In kurzen Videos veröffentlicht die BKG sukzessive in den sozialen Medien die Antworten der Kandidat*innen. Bislang sind nur die des CDU-Spitzenkandidaten Stefan Evers öffentlich. Auf die Frage hin, ob die Krankenhausversorgung mit ihm besser werde, indem der hohe Investitionsstau abgebaut werde, teilte der Politiker in einem Video mit, dass nicht jeder Wunsch finanzierbar sein werde, aber notwendige Investitionen nicht länger aufgeschoben werden dürften.
»Als Finanzsenator weiß ich sehr genau, dass die Kassen knapp sind und dass jeder Euro verantwortungsvoll eingesetzt werden muss. Ich weiß aber genauso: Gesundheit gehört zu den Kernaufgaben eines funktionierenden Staates. Und deshalb werde ich als Regierender Bürgermeister Investitionen in unsere Krankenhauslandschaft konsequent priorisieren und alle Möglichkeiten nutzen, zusätzliche Mittel nach Berlin zu holen«, so der CDU-Spitzenkandidat.

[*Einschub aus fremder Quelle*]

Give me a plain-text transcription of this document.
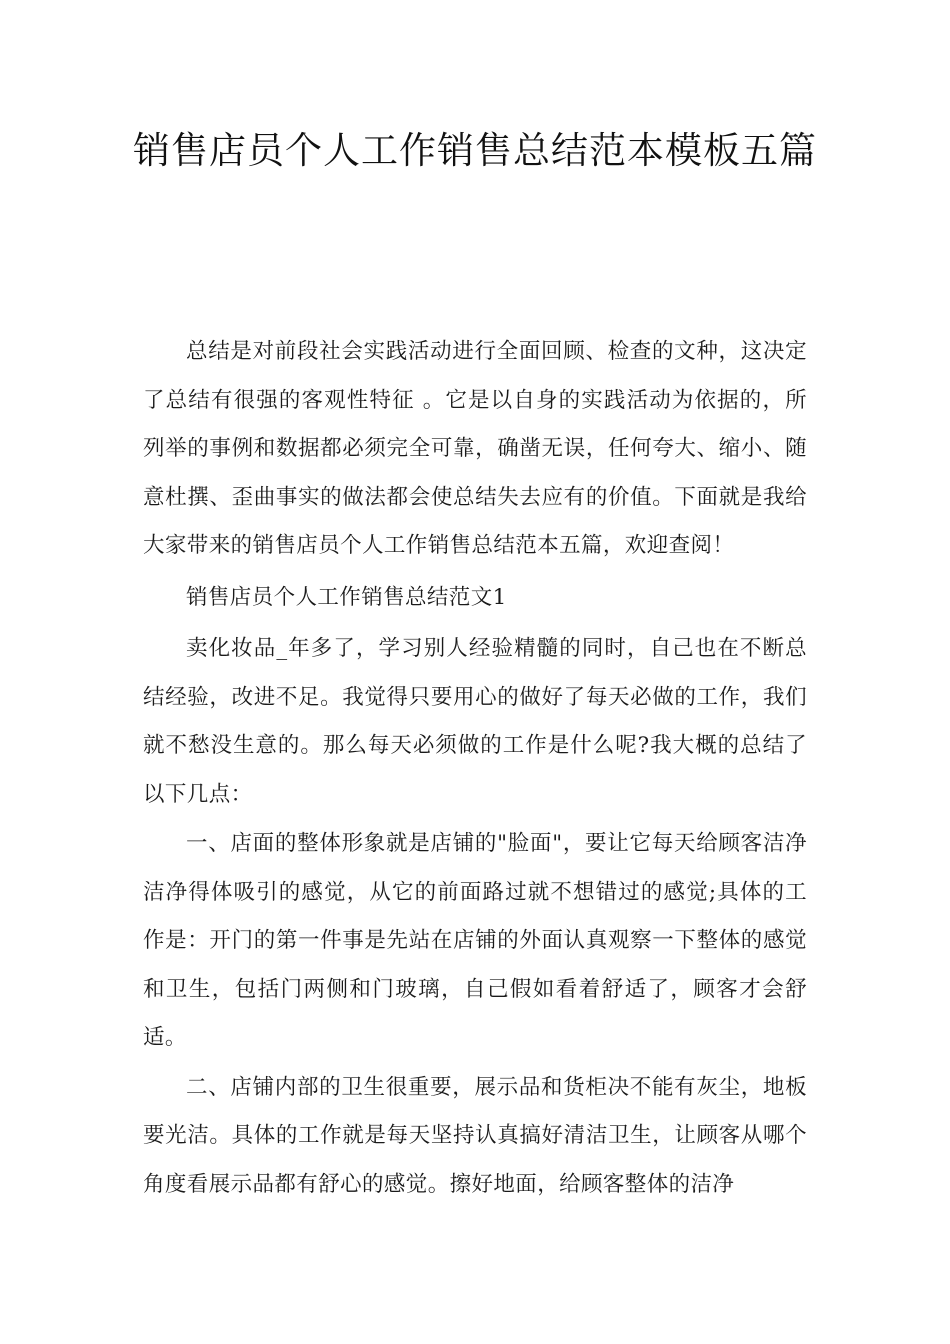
销售店员个人工作销售总结范本模板五篇

总结是对前段社会实践活动进行全面回顾、检查的文种，这决定了总结有很强的客观性特征 。它是以自身的实践活动为依据的，所列举的事例和数据都必须完全可靠，确凿无误，任何夸大、缩小、随意杜撰、歪曲事实的做法都会使总结失去应有的价值。下面就是我给大家带来的销售店员个人工作销售总结范本五篇，欢迎查阅！

销售店员个人工作销售总结范文1

卖化妆品_年多了，学习别人经验精髓的同时，自己也在不断总结经验，改进不足。我觉得只要用心的做好了每天必做的工作，我们就不愁没生意的。那么每天必须做的工作是什么呢?我大概的总结了以下几点：

一、店面的整体形象就是店铺的"脸面"，要让它每天给顾客洁净洁净得体吸引的感觉，从它的前面路过就不想错过的感觉;具体的工作是：开门的第一件事是先站在店铺的外面认真观察一下整体的感觉和卫生，包括门两侧和门玻璃，自己假如看着舒适了，顾客才会舒适。

二、店铺内部的卫生很重要，展示品和货柜决不能有灰尘，地板要光洁。具体的工作就是每天坚持认真搞好清洁卫生，让顾客从哪个角度看展示品都有舒心的感觉。擦好地面，给顾客整体的洁净
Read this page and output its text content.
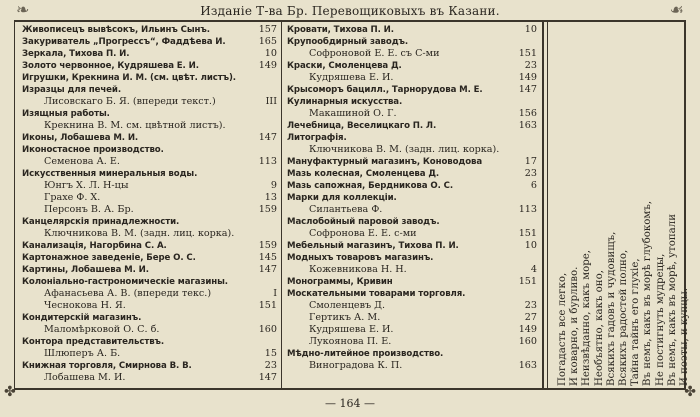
❧	Изданіе Т-ва Бр. Перевощиковыхъ въ Казани.	☙
Живописецъ вывѣсокъ, Ильинъ Сынъ.	157
Закуриватель „Прогрессъ“, Фаддѣева И.	165
Зеркала, Тихова П. И.	10
Золото червонное, Кудряшева Е. И.	149
Игрушки, Крекнина И. М. (см. цвѣт. листъ).
Изразцы для печей.
Лисовскаго Б. Я. (впереди текст.)	III
Изящныя работы.
Крекнина В. М. см. цвѣтной листъ).
Иконы, Лобашева М. И.	147
Иконостасное производство.
Семенова А. Е.	113
Искусственныя минеральныя воды.
Юнгъ Х. Л. Н-цы	9
Грахе Ф. Х.	13
Персонъ В. А. Бр.	159
Канцелярскія принадлежности.
Ключникова В. М. (задн. лиц. корка).
Канализація, Нагорбина С. А.	159
Картонажное заведеніе, Бере О. С.	145
Картины, Лобашева М. И.	147
Колоніально-гастрономическіе магазины.
Афанасьева А. В. (впереди текс.)	I
Чеснокова Н. Я.	151
Кондитерскій магазинъ.
Маломѣрковой О. С. б.	160
Контора представительствъ.
Шлюперъ А. Б.	15
Книжная торговля, Смирнова В. В.	23
Лобашева М. И.	147
Кровати, Тихова П. И.	10
Крупообдирный заводъ.
Софроновой Е. Е. съ С-ми	151
Краски, Смоленцева Д.	23
Кудряшева Е. И.	149
Крысоморъ бацилл., Тарнорудова М. Е.	147
Кулинарныя искусства.
Макашиной О. Г.	156
Лечебница, Веселицкаго П. Л.	163
Литографія.
Ключникова В. М. (задн. лиц. корка).
Мануфактурный магазинъ, Коноводова	17
Мазь колесная, Смоленцева Д.	23
Мазь сапожная, Бердникова О. С.	6
Марки для коллекціи.
Силантьева Ф.	113
Маслобойный паровой заводъ.
Софронова Е. Е. с-ми	151
Мебельный магазинъ, Тихова П. И.	10
Модныхъ товаровъ магазинъ.
Кожевникова Н. Н.	4
Монограммы, Кривин	151
Москательными товарами торговля.
Смоленцевъ Д.	23
Гертикъ А. М.	27
Кудряшева Е. И.	149
Лукоянова П. Е.	160
Мѣдно-литейное производство.
Виноградова К. П.	163 Погадасть все легко, И коварно, и бурливо. Неизвѣданно, какъ море, Необъятно, какъ оно, Всякихъ гадовъ и чудовищъ, Всякихъ радостей полно, Тайна тайнъ его глухіе, Въ немъ, какъ въ морѣ глубокомъ, Не постигнуть мудрецы, Въ немъ, какъ въ морѣ, утопали И поэты, и купцы.
✤
— 164 —
✤
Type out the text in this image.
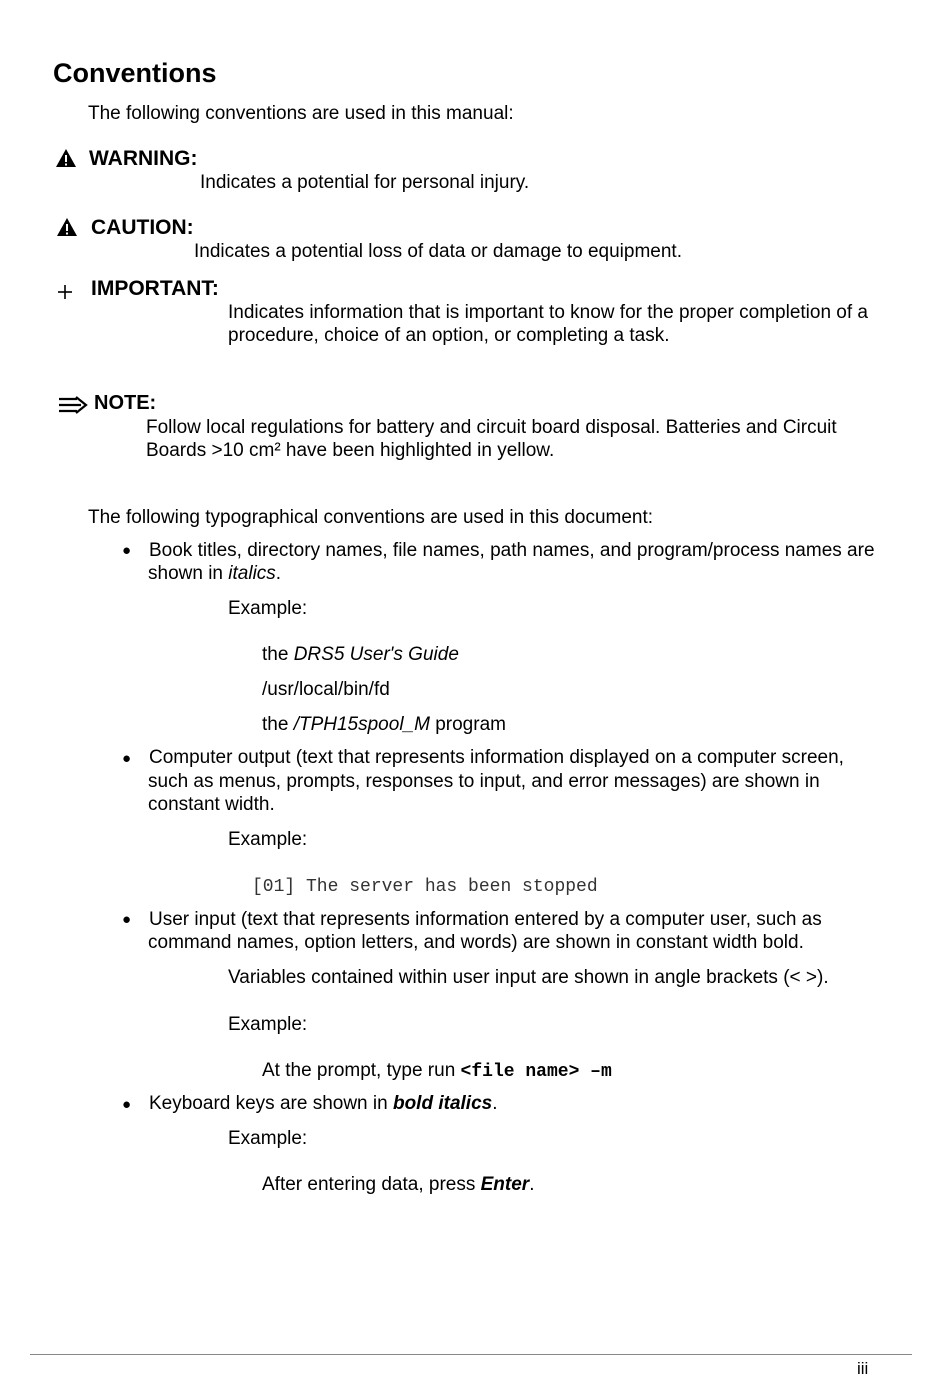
Conventions
The following conventions are used in this manual:
WARNING:
Indicates a potential for personal injury.
CAUTION:
Indicates a potential loss of data or damage to equipment.
IMPORTANT:
Indicates information that is important to know for the proper completion of a
procedure, choice of an option, or completing a task.
NOTE:
Follow local regulations for battery and circuit board disposal. Batteries and Circuit
Boards >10 cm² have been highlighted in yellow.
The following typographical conventions are used in this document:
● Book titles, directory names, file names, path names, and program/process names are
shown in italics.
Example:
the DRS5 User's Guide
/usr/local/bin/fd
the /TPH15spool_M program
● Computer output (text that represents information displayed on a computer screen,
such as menus, prompts, responses to input, and error messages) are shown in
constant width.
Example:
[01] The server has been stopped
● User input (text that represents information entered by a computer user, such as
command names, option letters, and words) are shown in constant width bold.
Variables contained within user input are shown in angle brackets (< >).
Example:
At the prompt, type run <file name> –m
● Keyboard keys are shown in bold italics.
Example:
After entering data, press Enter.
iii
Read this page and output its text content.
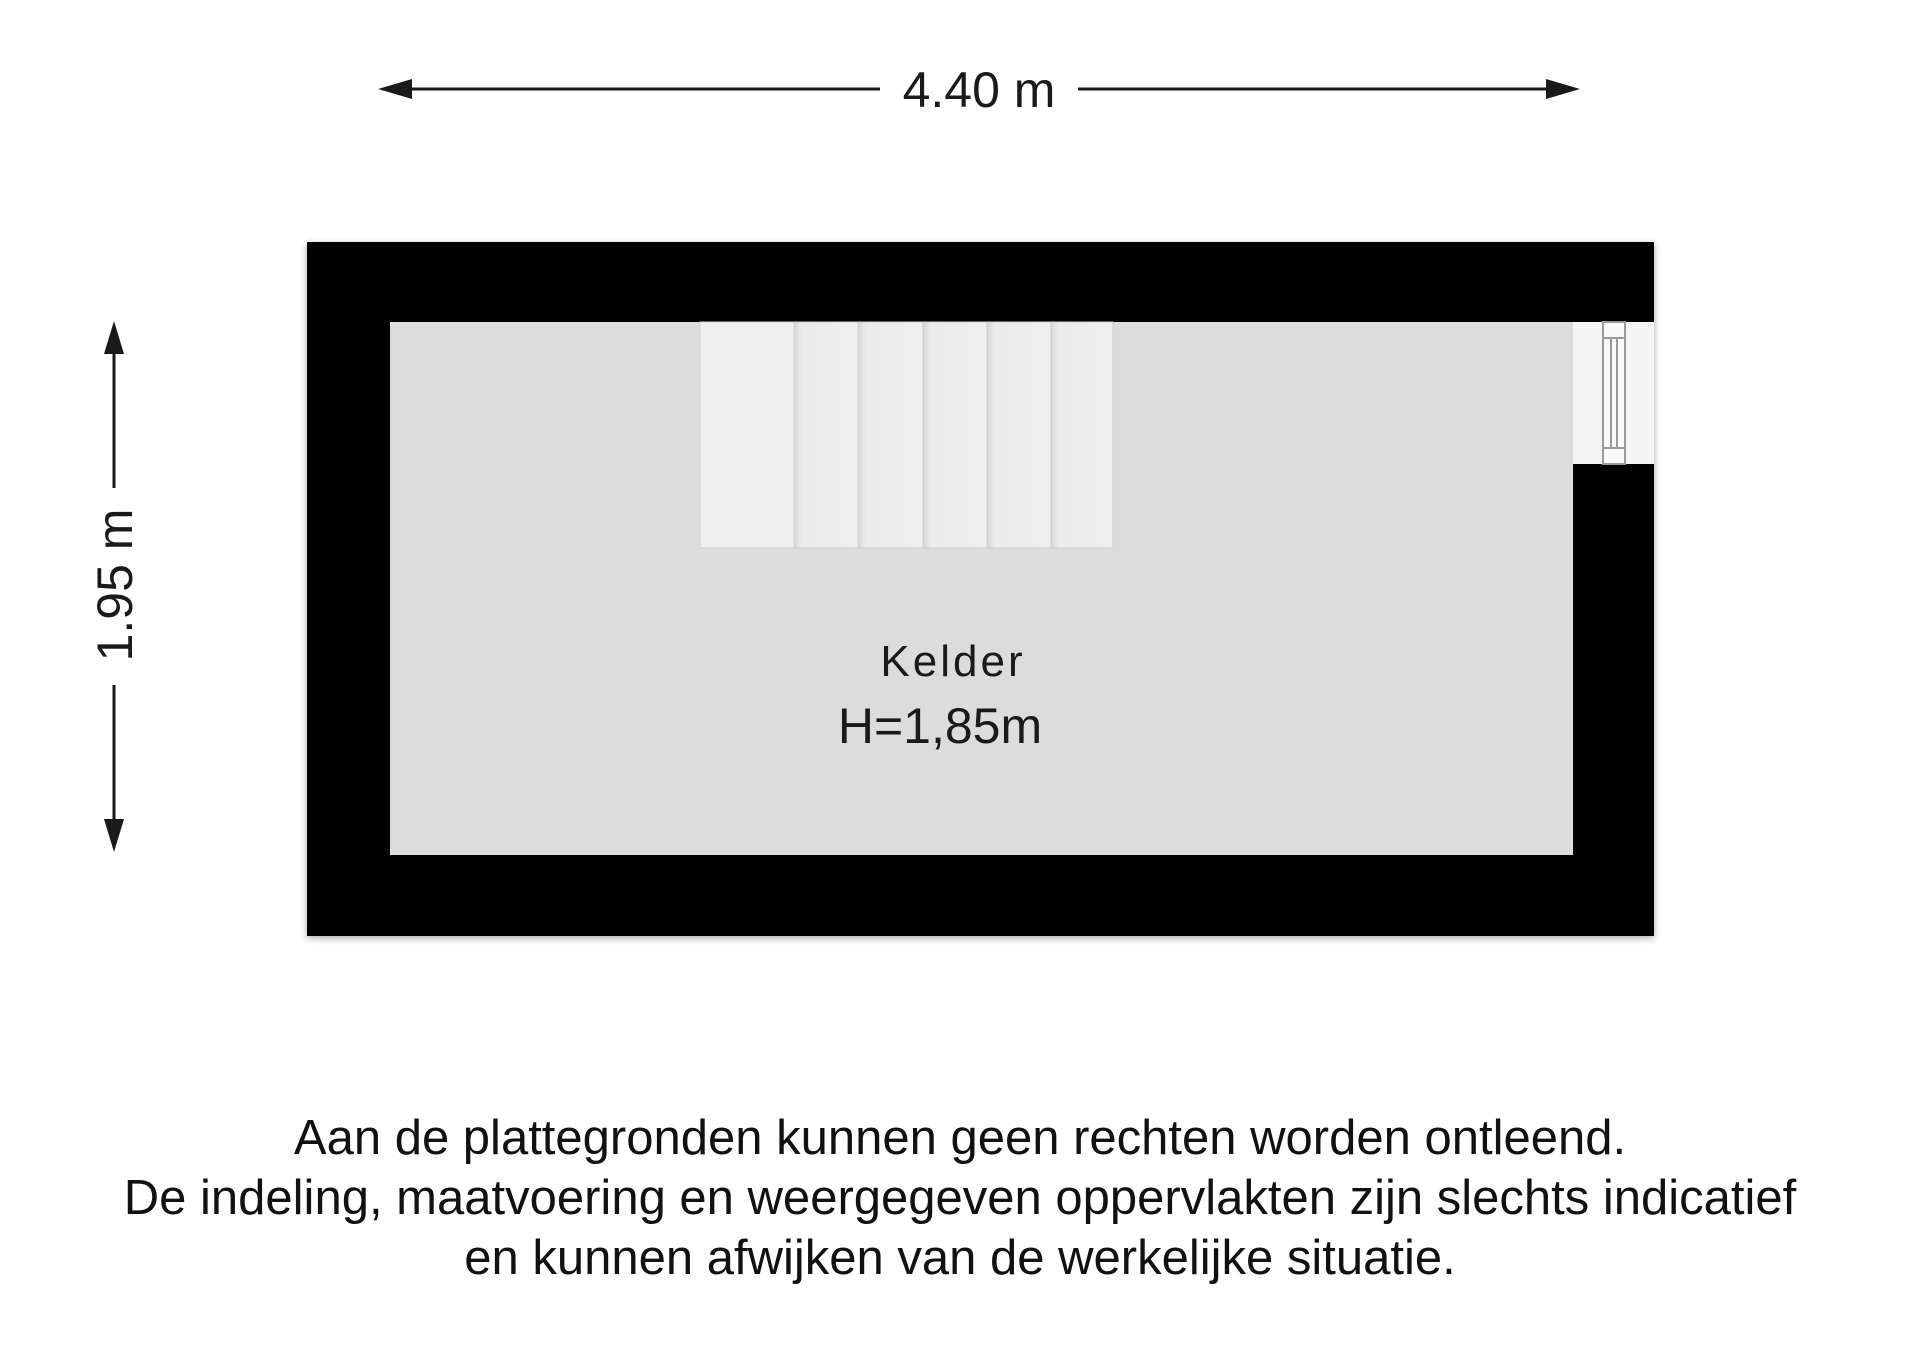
4.40 m
1.95 m
Kelder
H=1,85m
Aan de plattegronden kunnen geen rechten worden ontleend.
De indeling, maatvoering en weergegeven oppervlakten zijn slechts indicatief
en kunnen afwijken van de werkelijke situatie.
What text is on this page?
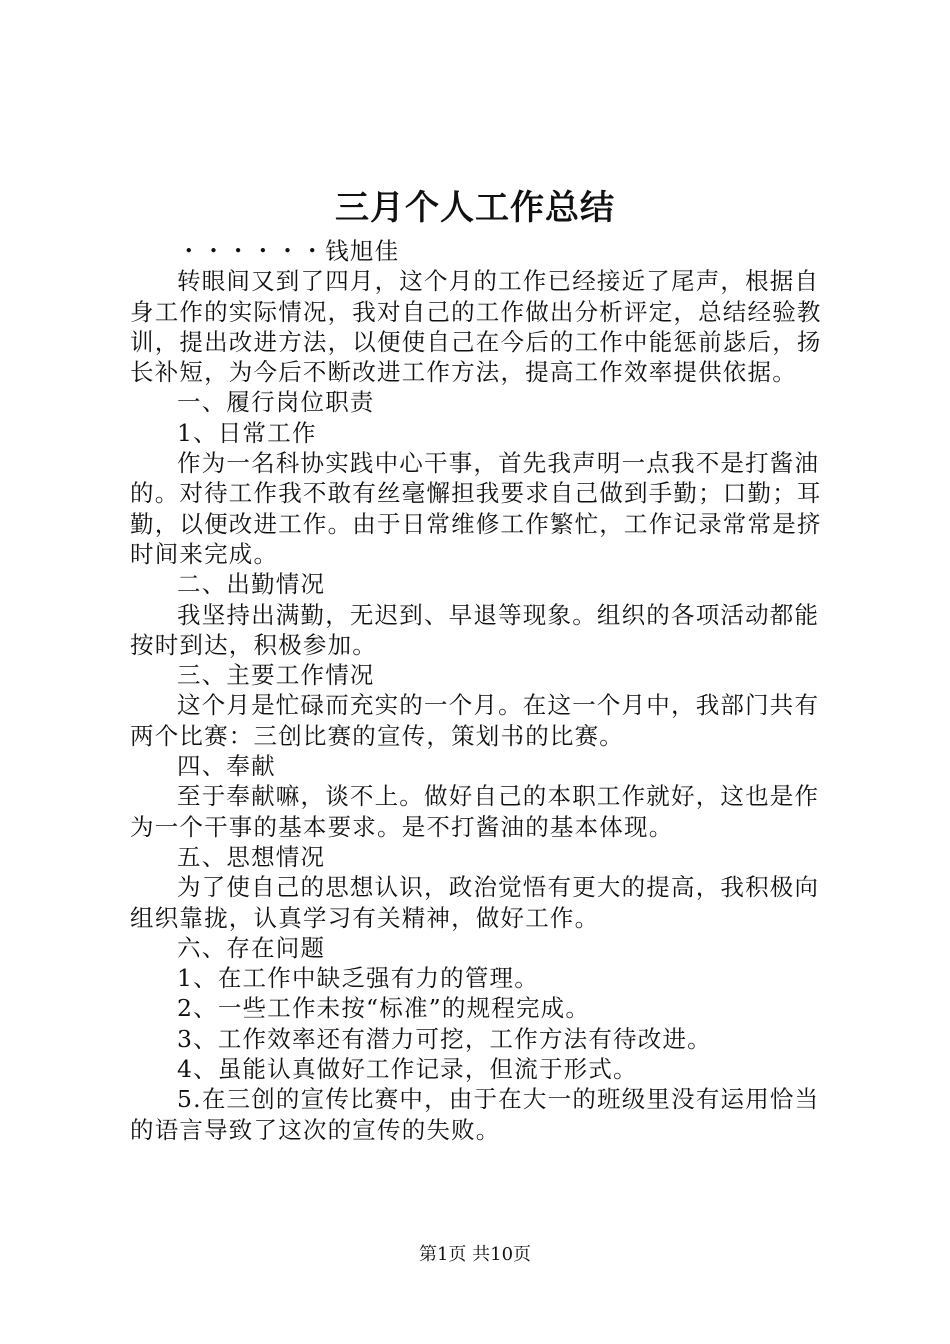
三月个人工作总结

・・・・・・钱旭佳

转眼间又到了四月，这个月的工作已经接近了尾声，根据自身工作的实际情况，我对自己的工作做出分析评定，总结经验教训，提出改进方法，以便使自己在今后的工作中能惩前毖后，扬长补短，为今后不断改进工作方法，提高工作效率提供依据。

一、履行岗位职责

1、日常工作

作为一名科协实践中心干事，首先我声明一点我不是打酱油的。对待工作我不敢有丝毫懈担我要求自己做到手勤；口勤；耳勤，以便改进工作。由于日常维修工作繁忙，工作记录常常是挤时间来完成。

二、出勤情况

我坚持出满勤，无迟到、早退等现象。组织的各项活动都能按时到达，积极参加。

三、主要工作情况

这个月是忙碌而充实的一个月。在这一个月中，我部门共有两个比赛：三创比赛的宣传，策划书的比赛。

四、奉献

至于奉献嘛，谈不上。做好自己的本职工作就好，这也是作为一个干事的基本要求。是不打酱油的基本体现。

五、思想情况

为了使自己的思想认识，政治觉悟有更大的提高，我积极向组织靠拢，认真学习有关精神，做好工作。

六、存在问题

1、在工作中缺乏强有力的管理。

2、一些工作未按“标准”的规程完成。

3、工作效率还有潜力可挖，工作方法有待改进。

4、虽能认真做好工作记录，但流于形式。

5.在三创的宣传比赛中，由于在大一的班级里没有运用恰当的语言导致了这次的宣传的失败。

第1页 共10页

Wer an den Kliniken spare, spare nicht nur an der Versorgung, sondern schwäche einen tragenden Pfeiler der Berliner Wirtschaft, teilte die BKG anlässlich der Veröffentlichung des Spital-O-Mats mit. Demnach arbeiten rund 70 000 Beschäftigte in den Kliniken der Metropolregion. »Die schlechte wirtschaftliche Situation der Kliniken, der Umbau der Krankenhauslandschaft im Rahmen der Krankenhausreform, drohende Kürzungen durch das GKV-Spargesetz und ein langjähriger Investitionsstau setzen die Berliner Kliniken gleich mehrfach unter Druck«, so die Berliner Krankenhausgesellschaft.